Our chess queen

To celebrate International Women’s Day, we remember one of our strongest women members.

Amabel Sollas, née Jeffreys (1855?-1928) was president of our chess club and British Ladies’ Chess Champion in 1913.

Sadly typical of the time, her obituary says more about her husbands’ achievements than her own.

Times, 1 May 1928

The Times published more information in a later edition.

Times, 9 May 1928

British Chess Magazine published her self-deprecating account of how she took up chess:

We supplement our brief notice last month of the late Mrs Sollas with some details which she herself supplied two years ago:

She was [she wrote] the youngest daughter of John Gwynn Jeffreys, of Ware Priory, Herts, and learnt the moves of chess on her eighth birthday.

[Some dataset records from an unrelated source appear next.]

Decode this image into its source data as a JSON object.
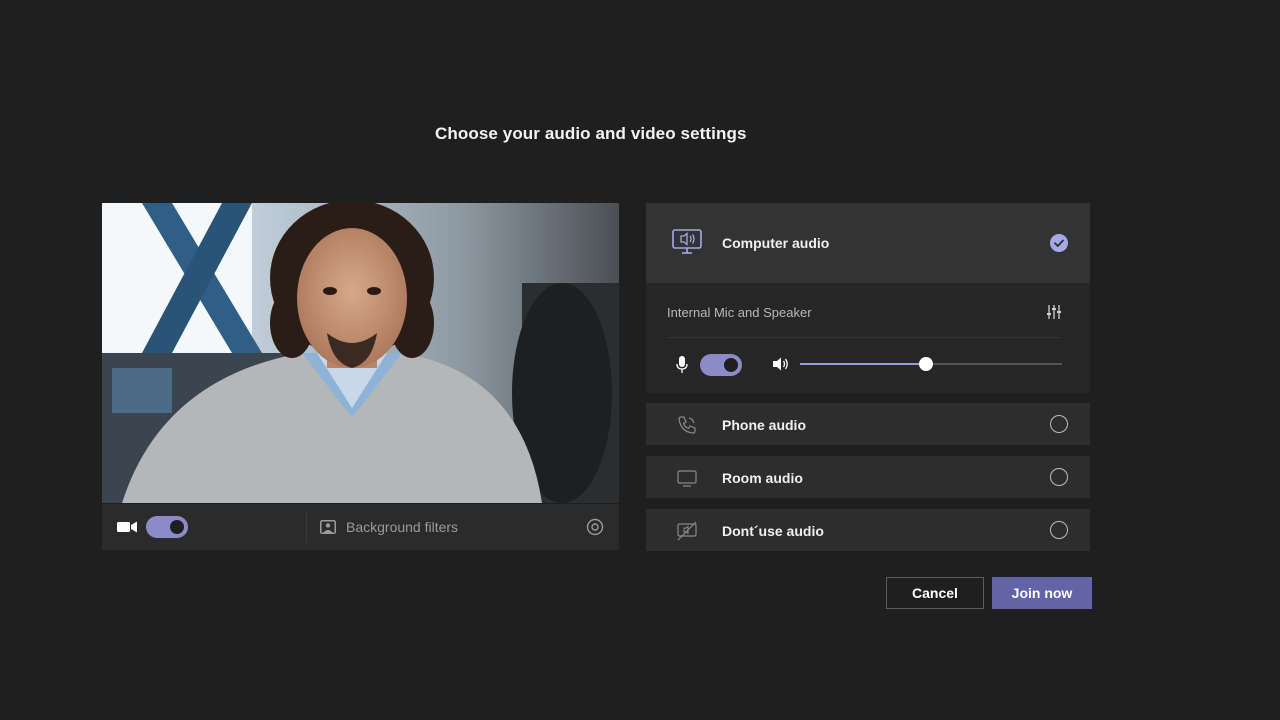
{
  "page": {
    "title": "Choose your audio and video settings"
  },
  "video_preview": {
    "camera_enabled": true,
    "background_filters_label": "Background filters"
  },
  "audio_options": {
    "computer_audio": {
      "label": "Computer audio",
      "selected": true,
      "device_name": "Internal Mic and Speaker",
      "mic_enabled": true,
      "speaker_volume_fraction": 0.48
    },
    "phone_audio": {
      "label": "Phone audio",
      "selected": false
    },
    "room_audio": {
      "label": "Room audio",
      "selected": false
    },
    "no_audio": {
      "label": "Dont´use audio",
      "selected": false
    }
  },
  "actions": {
    "cancel_label": "Cancel",
    "join_label": "Join now"
  },
  "colors": {
    "background": "#1f1f1f",
    "accent": "#6264a7",
    "toggle_on": "#8b8cc7",
    "check": "#a7a8e8"
  }
}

Chess was only a childish amusement until quite late in life when, as Mrs Moseley (widow of H.N. Moseley, Linacre Professor of Zoology at Oxford, famous for his original researches and work on the “Challenger” Expedition in 1876) she joined the Oxford City Club in 1906. Finding herself badly beaten by a friend, Mrs Conybeare, she concluded it would be amusing to learn an opening or two. … She was not at all a good player, although by luck she gained the Women’s Championship in 1913. After that came the War, and she went to France to help in Canteens and the French Red Cross, and lost what little skill was ever hers at chess. She gained the Oxford C.C.C. championship in 1924 because there were no good players, and among the blind the one-eyed is king! … She played in the Oxfordshire county team in 1923-26, with varying success. If given a board low down, she occasionally manages to win.

Mrs Sollas’s estimate of her skill, we many remark, was unduly modest; and her love of the game was sincere and pleasing to witness.